Last year shaped up to be a winning year for Michigan start-ups and venture capital investors. During the first nine months, Michigan’s venture capital community steadily increased its investment in locally based companies, according to the Michigan Venture Capital Association. The results of a third-quarter PwC Moneytree Report prepared by Pricewaterhouse Coopers and the National Venture Capital Association found that 32 companies in Michigan receive a combined $167 million in venture investment in the first three quarters of 2014, ranking the state 18th in the nation for the number of deals done. That investment figure is three times the amount Michigan portfolio companies received during the same time period in 2013.
The confluence of a number of positive factors is stoking the onward and upward trend of venture capital activity in Michigan. “The biggest driver is the continued participation in start-ups and the sustainable growth of young companies,” observes finance professor David Brophy, director of the Center for Venture Capital and Private Equity Finance, or CVP, at the University of Michigan’s Ross School of Business. “We see a lot of entrepreneurs engaging in start-ups ─ not only university students but also graduates who launched new ventures in school and then stayed in the area to carry their companies forward. Now many of these start-ups are realizing their first customers, so they are being sustained by more than just grant money.”
Brophy, who founded the Michigan Growth Capital Symposium, now in its 33rd year, cited other factors that are strengthening the framework of entrepreneurship and venture capital investing in the state. These include:
- Business competitions with substantial prizes are attracting greater numbers of entrepreneurial companies and raising the standards of competition. The Accelerate Michigan Innovation Competition, now in its fifth year, offers a $500,000 grand prize, which was awarded to drone developer SkySpecs in early November.
- National venture capital funds, such as Texas-based Mercury Fund, are opening offices in Michigan, and smaller local funds are being established in the state.
- High-net-worth individuals in Michigan, who previously put their venture capital to work in California or the East Coast, are now beginning to look seriously at investment opportunities in technology-based, high-potential start-ups in their own back yard.
- The University of Michigan and its sister institutions are ramping up technology transfer activities and launching new business incubators to accelerate the commercialization of research, the spin-out of new science and high-tech companies and the licensing of technology to larger companies.
- Advanced communications capabilities are enabling entrepreneurs to launch and build successful ventures in Michigan and the Midwest without having to move to Silicon Valley or the East Coast.

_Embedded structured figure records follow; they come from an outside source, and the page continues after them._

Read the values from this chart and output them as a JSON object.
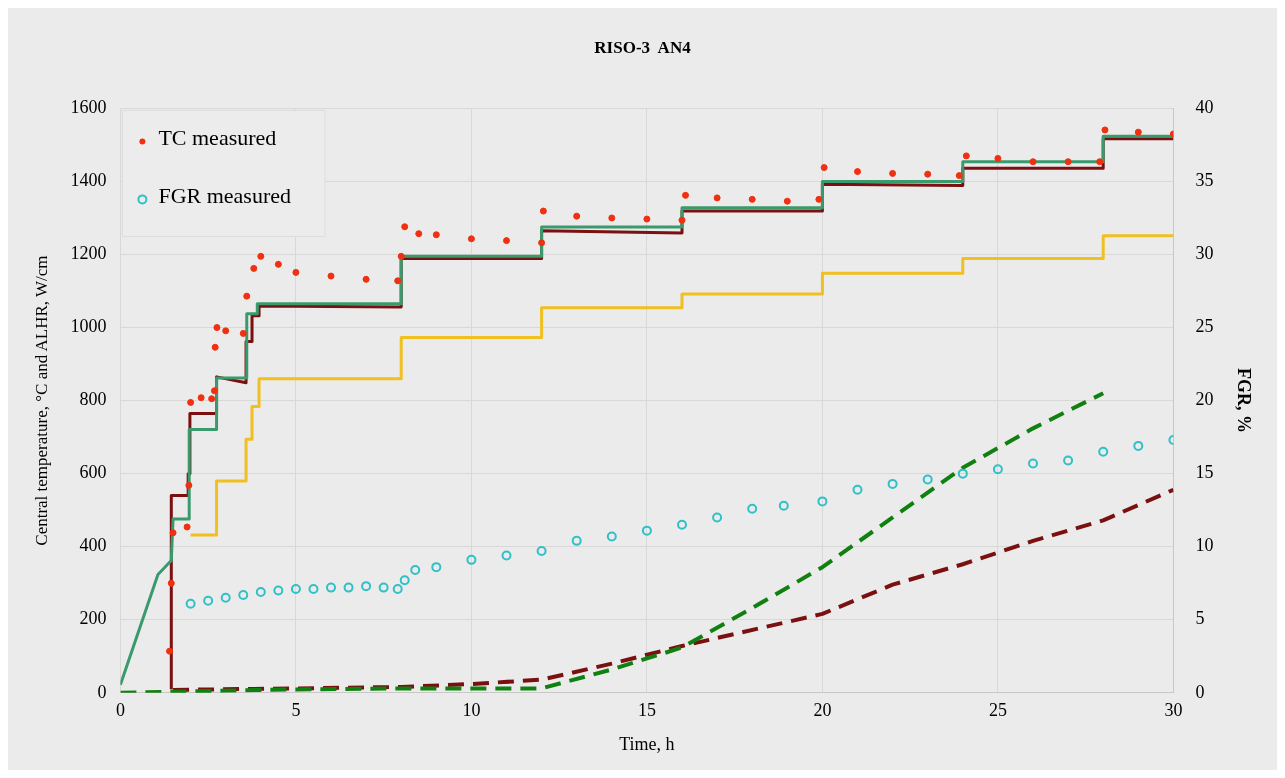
{
  "chart_data": {
    "type": "line",
    "title": "RISO-3  AN4",
    "xlabel": "Time, h",
    "ylabel": "Central temperature, °C and ALHR, W/cm",
    "y2label": "FGR, %",
    "xlim": [
      0,
      30
    ],
    "xticks": [
      0,
      5,
      10,
      15,
      20,
      25,
      30
    ],
    "ylim": [
      0,
      1600
    ],
    "yticks": [
      0,
      200,
      400,
      600,
      800,
      1000,
      1200,
      1400,
      1600
    ],
    "y2lim": [
      0,
      40
    ],
    "y2ticks": [
      0,
      5,
      10,
      15,
      20,
      25,
      30,
      35,
      40
    ],
    "grid": true,
    "legend": "top left",
    "series": [
      {
        "color": "#f0c020",
        "x": [
          2,
          2.74,
          2.74,
          3.58,
          3.58,
          3.75,
          3.75,
          3.95,
          3.95,
          8,
          8,
          12,
          12,
          16,
          16,
          20,
          20,
          24,
          24,
          28,
          28,
          30
        ],
        "values": [
          432,
          432,
          580,
          580,
          694,
          694,
          784,
          784,
          860,
          860,
          973,
          973,
          1054,
          1054,
          1092,
          1092,
          1149,
          1149,
          1189,
          1189,
          1251,
          1251
        ]
      },
      {
        "color": "#3a9a6e",
        "x": [
          0,
          1.07,
          1.45,
          1.5,
          1.96,
          1.96,
          2.74,
          2.74,
          3.58,
          3.6,
          3.9,
          3.9,
          8,
          8,
          12,
          12,
          16,
          16,
          20,
          20,
          24,
          24,
          28,
          28,
          30
        ],
        "values": [
          22,
          324,
          362,
          476,
          476,
          721,
          721,
          862,
          862,
          1038,
          1038,
          1065,
          1065,
          1195,
          1195,
          1275,
          1275,
          1328,
          1328,
          1400,
          1400,
          1454,
          1454,
          1524,
          1524
        ]
      },
      {
        "color": "#7a1010",
        "x": [
          1.45,
          1.45,
          1.93,
          1.93,
          1.98,
          1.98,
          2.74,
          2.74,
          3.58,
          3.58,
          3.75,
          3.75,
          3.95,
          3.95,
          8,
          8,
          12,
          12,
          16,
          16,
          20,
          20,
          24,
          24,
          28,
          28,
          30
        ],
        "values": [
          10,
          540,
          540,
          600,
          600,
          765,
          765,
          865,
          849,
          962,
          962,
          1032,
          1032,
          1059,
          1056,
          1189,
          1189,
          1265,
          1259,
          1319,
          1319,
          1392,
          1389,
          1436,
          1436,
          1517,
          1517
        ]
      },
      {
        "type": "scatter",
        "name": "TC measured",
        "color": "#f03010",
        "marker": "circle",
        "x": [
          1.4,
          1.45,
          1.5,
          1.9,
          1.95,
          2,
          2.3,
          2.6,
          2.68,
          2.7,
          2.75,
          3,
          3.5,
          3.6,
          3.8,
          4,
          4.5,
          5,
          6,
          7,
          7.9,
          8,
          8.1,
          8.5,
          9,
          10,
          11,
          12,
          12.05,
          13,
          14,
          15,
          16,
          16.1,
          17,
          18,
          19,
          19.9,
          20.05,
          21,
          22,
          23,
          23.9,
          24.1,
          25,
          26,
          27,
          27.9,
          28.05,
          29,
          30
        ],
        "values": [
          114,
          300,
          438,
          454,
          568,
          795,
          808,
          805,
          827,
          946,
          1000,
          991,
          984,
          1086,
          1162,
          1195,
          1173,
          1151,
          1141,
          1132,
          1128,
          1195,
          1276,
          1257,
          1254,
          1243,
          1238,
          1232,
          1319,
          1305,
          1300,
          1297,
          1294,
          1362,
          1355,
          1351,
          1346,
          1351,
          1438,
          1427,
          1422,
          1420,
          1416,
          1470,
          1463,
          1454,
          1454,
          1454,
          1541,
          1535,
          1530
        ]
      },
      {
        "type": "scatter",
        "name": "FGR measured",
        "color": "#30c0c8",
        "marker": "circle",
        "axis": "y2",
        "x": [
          2,
          2.5,
          3,
          3.5,
          4,
          4.5,
          5,
          5.5,
          6,
          6.5,
          7,
          7.5,
          7.9,
          8.1,
          8.4,
          9,
          10,
          11,
          12,
          13,
          14,
          15,
          16,
          17,
          18,
          18.9,
          20,
          21,
          22,
          23,
          24,
          25,
          26,
          27,
          28,
          29,
          30
        ],
        "values": [
          6.1,
          6.3,
          6.5,
          6.7,
          6.9,
          7,
          7.1,
          7.1,
          7.2,
          7.2,
          7.3,
          7.2,
          7.1,
          7.7,
          8.4,
          8.6,
          9.1,
          9.4,
          9.7,
          10.4,
          10.7,
          11.1,
          11.5,
          12,
          12.6,
          12.8,
          13.1,
          13.9,
          14.3,
          14.6,
          15,
          15.3,
          15.7,
          15.9,
          16.5,
          16.9,
          17.3
        ]
      },
      {
        "color": "#108010",
        "line_style": "dashed",
        "axis": "y2",
        "x": [
          0,
          4,
          8,
          12,
          14,
          16,
          18,
          20,
          22,
          24,
          26,
          28
        ],
        "values": [
          0,
          0.2,
          0.3,
          0.3,
          1.6,
          3.1,
          5.8,
          8.6,
          12,
          15.4,
          18.1,
          20.5
        ]
      },
      {
        "color": "#7a1010",
        "line_style": "dashed",
        "axis": "y2",
        "x": [
          1.5,
          5,
          8,
          10,
          12,
          14,
          16,
          20,
          22,
          24,
          26,
          28,
          30
        ],
        "values": [
          0.2,
          0.3,
          0.4,
          0.6,
          0.9,
          2,
          3.2,
          5.4,
          7.4,
          8.8,
          10.4,
          11.8,
          13.9
        ]
      }
    ]
  }
}
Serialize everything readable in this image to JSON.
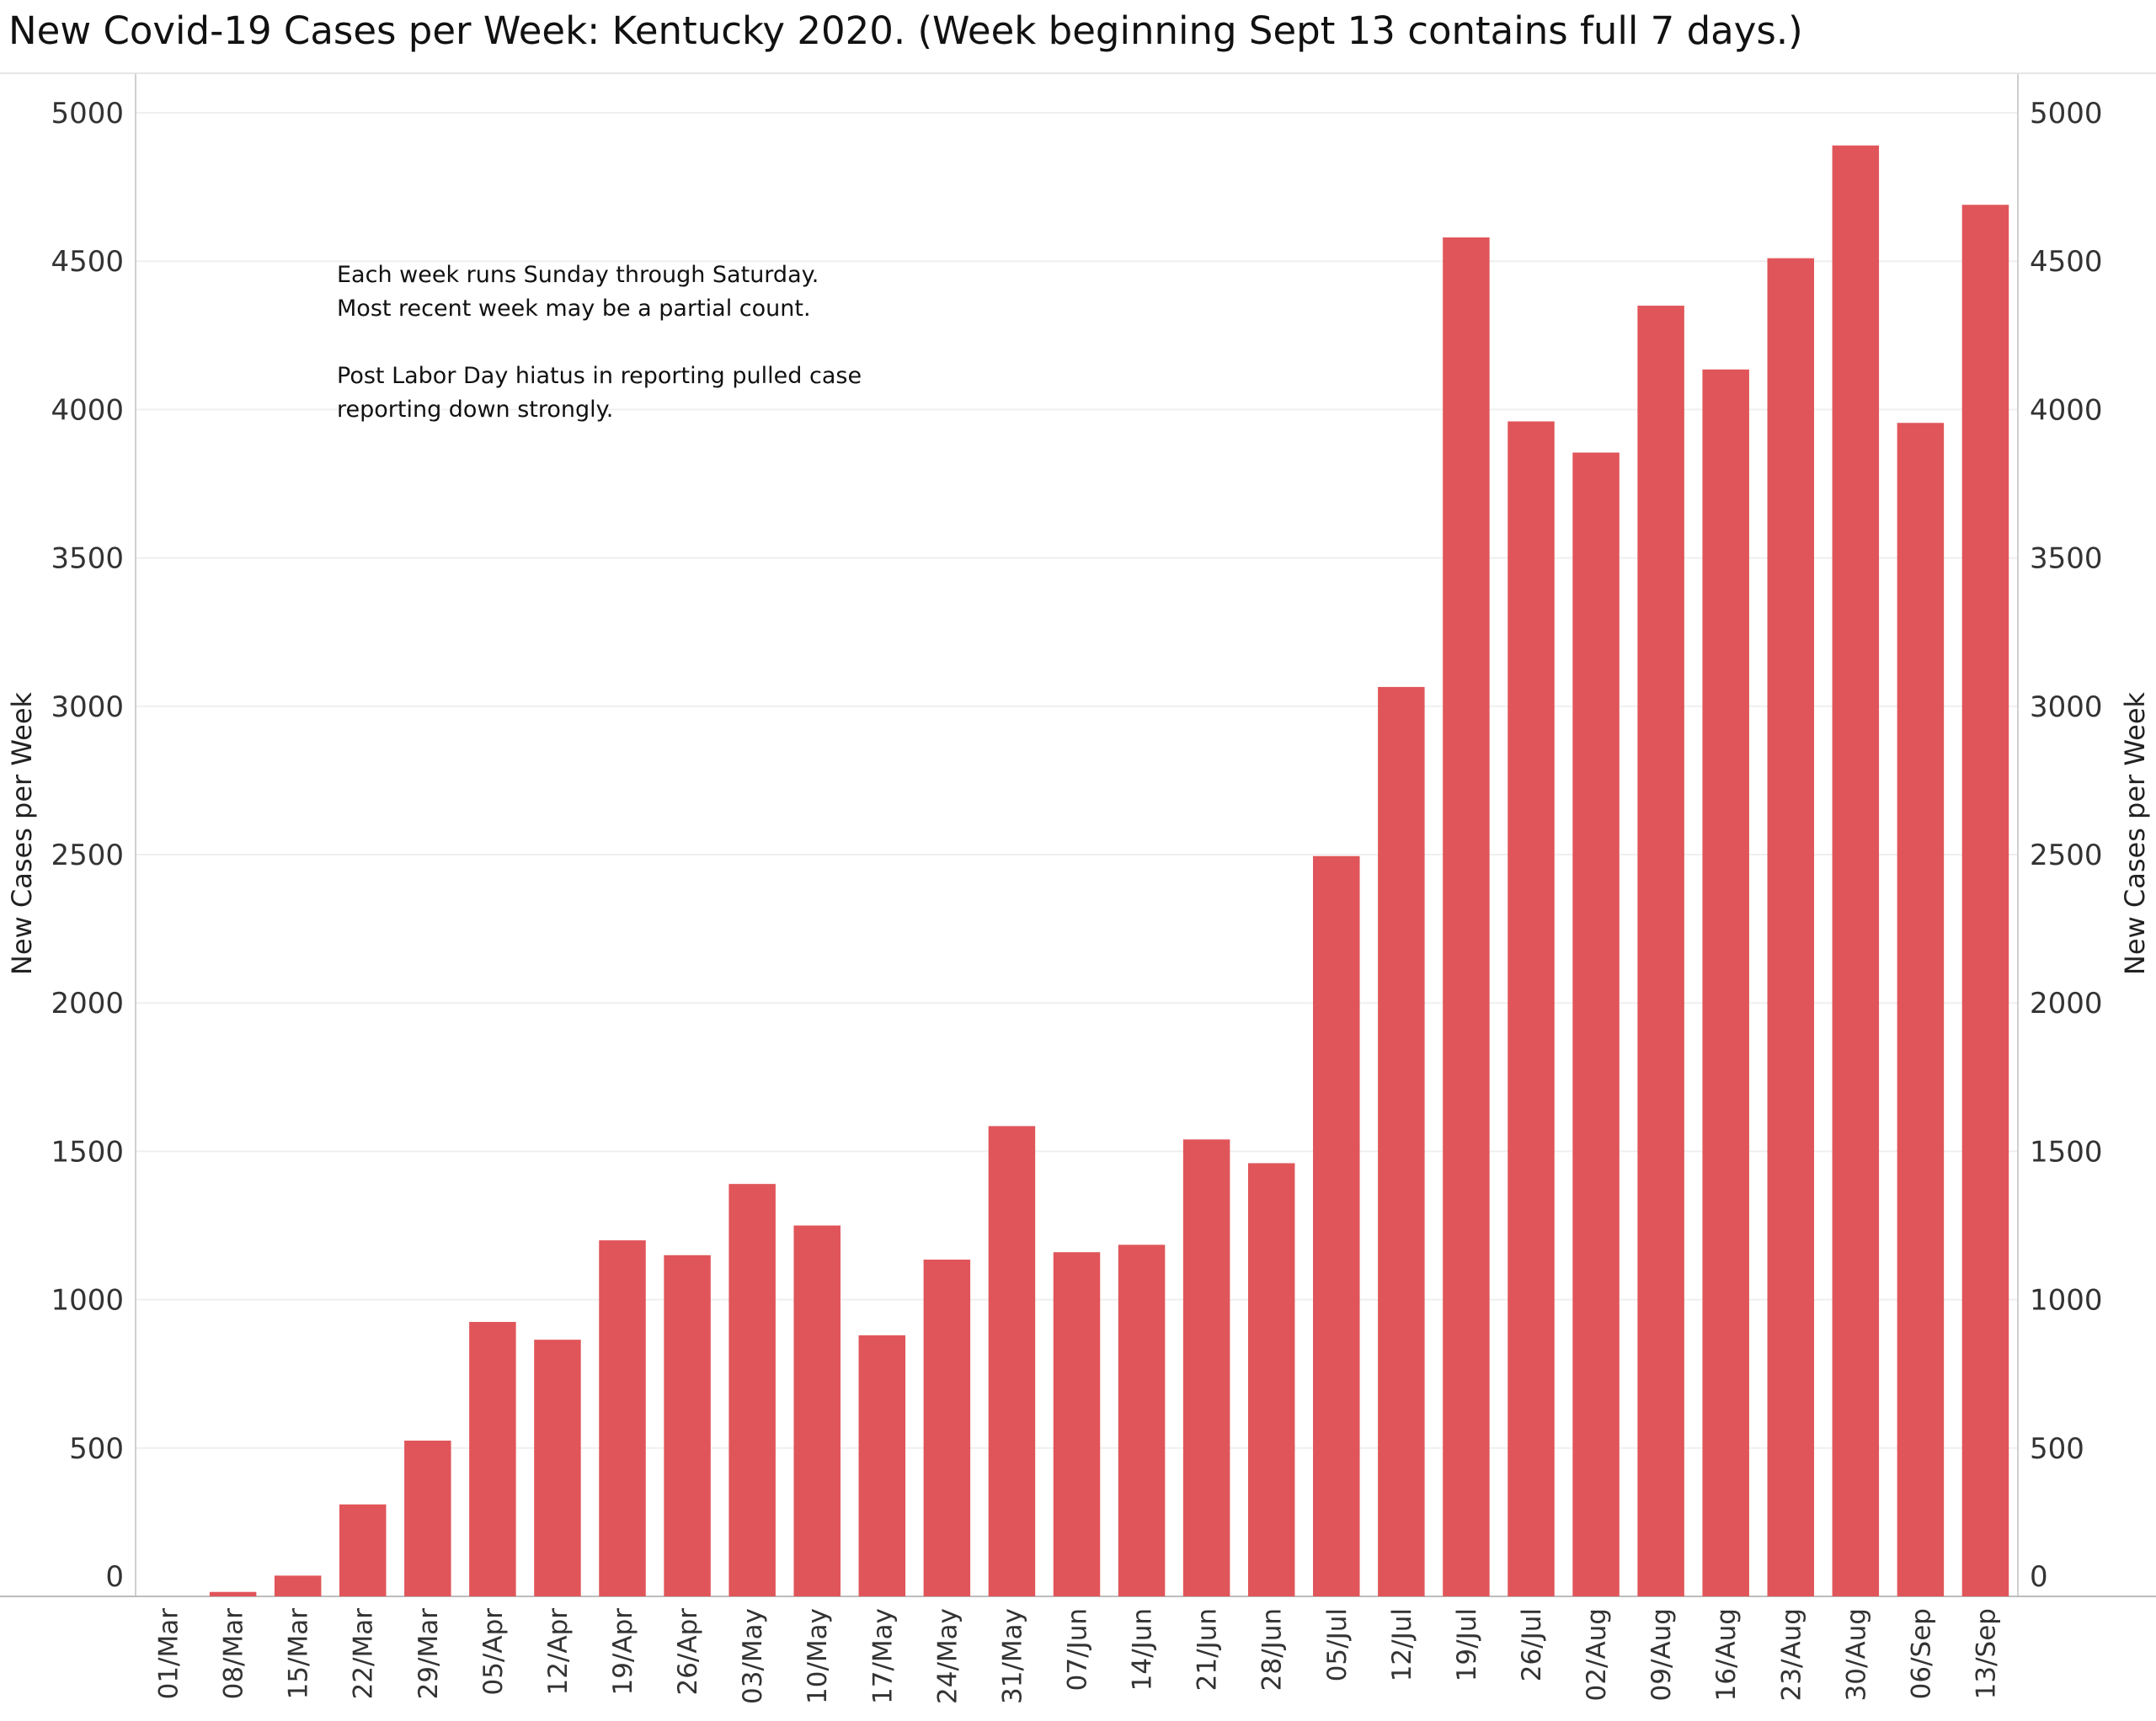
{
  "chart_data": {
    "type": "bar",
    "title": "New Covid-19 Cases per Week:  Kentucky 2020. (Week beginning  Sept 13 contains full 7 days.)",
    "ylabel": "New Cases per Week",
    "ylabel_right": "New Cases per Week",
    "ylim": [
      0,
      5000
    ],
    "yticks": [
      "5000",
      "4500",
      "4000",
      "3500",
      "3000",
      "2500",
      "2000",
      "1500",
      "1000",
      "500",
      "0"
    ],
    "categories": [
      "01/Mar",
      "08/Mar",
      "15/Mar",
      "22/Mar",
      "29/Mar",
      "05/Apr",
      "12/Apr",
      "19/Apr",
      "26/Apr",
      "03/May",
      "10/May",
      "17/May",
      "24/May",
      "31/May",
      "07/Jun",
      "14/Jun",
      "21/Jun",
      "28/Jun",
      "05/Jul",
      "12/Jul",
      "19/Jul",
      "26/Jul",
      "02/Aug",
      "09/Aug",
      "16/Aug",
      "23/Aug",
      "30/Aug",
      "06/Sep",
      "13/Sep"
    ],
    "values": [
      0,
      15,
      70,
      310,
      525,
      925,
      865,
      1200,
      1150,
      1390,
      1250,
      880,
      1135,
      1585,
      1160,
      1185,
      1540,
      1460,
      2495,
      3065,
      4580,
      3960,
      3855,
      4350,
      4135,
      4510,
      4890,
      3955,
      4690
    ],
    "bar_color": "#e05559",
    "grid": true,
    "annotation": [
      "Each week runs Sunday through Saturday.",
      "Most recent week may be a partial count.",
      "",
      "Post Labor Day hiatus in reporting pulled case",
      "reporting down strongly."
    ]
  }
}
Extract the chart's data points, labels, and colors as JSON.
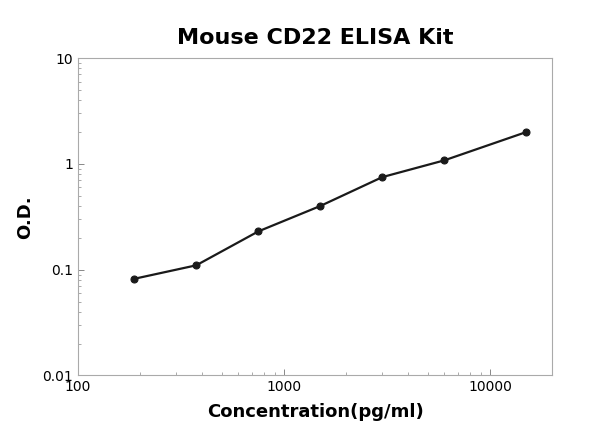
{
  "title": "Mouse CD22 ELISA Kit",
  "xlabel": "Concentration(pg/ml)",
  "ylabel": "O.D.",
  "x_data": [
    187.5,
    375,
    750,
    1500,
    3000,
    6000,
    15000
  ],
  "y_data": [
    0.082,
    0.11,
    0.23,
    0.4,
    0.75,
    1.08,
    2.0
  ],
  "xlim": [
    100,
    20000
  ],
  "ylim": [
    0.01,
    10
  ],
  "xticks": [
    100,
    1000,
    10000
  ],
  "yticks": [
    0.01,
    0.1,
    1,
    10
  ],
  "line_color": "#1a1a1a",
  "marker_color": "#1a1a1a",
  "marker_size": 5,
  "line_width": 1.6,
  "title_fontsize": 16,
  "label_fontsize": 13,
  "tick_fontsize": 10,
  "background_color": "#ffffff",
  "spine_color": "#aaaaaa",
  "grid": false
}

As a result, smaller markets, including Michigan’s, are beginning to produce very good quality companies and retain them over the long term.
- After 15 months in court, Detroit emerged from Chapter 9 bankruptcy in early November, and the city is beginning to rebuild its infrastructure, services and financial stability. The “miracle of Detroit” promises to reinvigorate Southeast Michigan by increasing the level of discretionary income, the amount of corporate involvement in tech-based businesses, the market for innovative products developed by young companies and the number of jobs and start-up opportunities open to students and graduates.
“The Michigan Growth Capital Symposium is right in the middle of this upsurge in entrepreneurial activity and venture investing,” Brophy says. “It’s a great meeting place and watering hole, as well as a purveyor of goodwill.”
If there’s one thing on his wish list for 2015, it would be an uptick in institutional co-investment with venture capital funds doing deals in Michigan. “Right now, institutional investors have plenty of other investment opportunities, and Michigan is way down the list,” Brophy explains. “But slowly things are beginning to change. The more harvests we get and the more money we attract from outside the state, the more mature our market will appear to institutional investors. Then we will be able to draw that kind of investment.”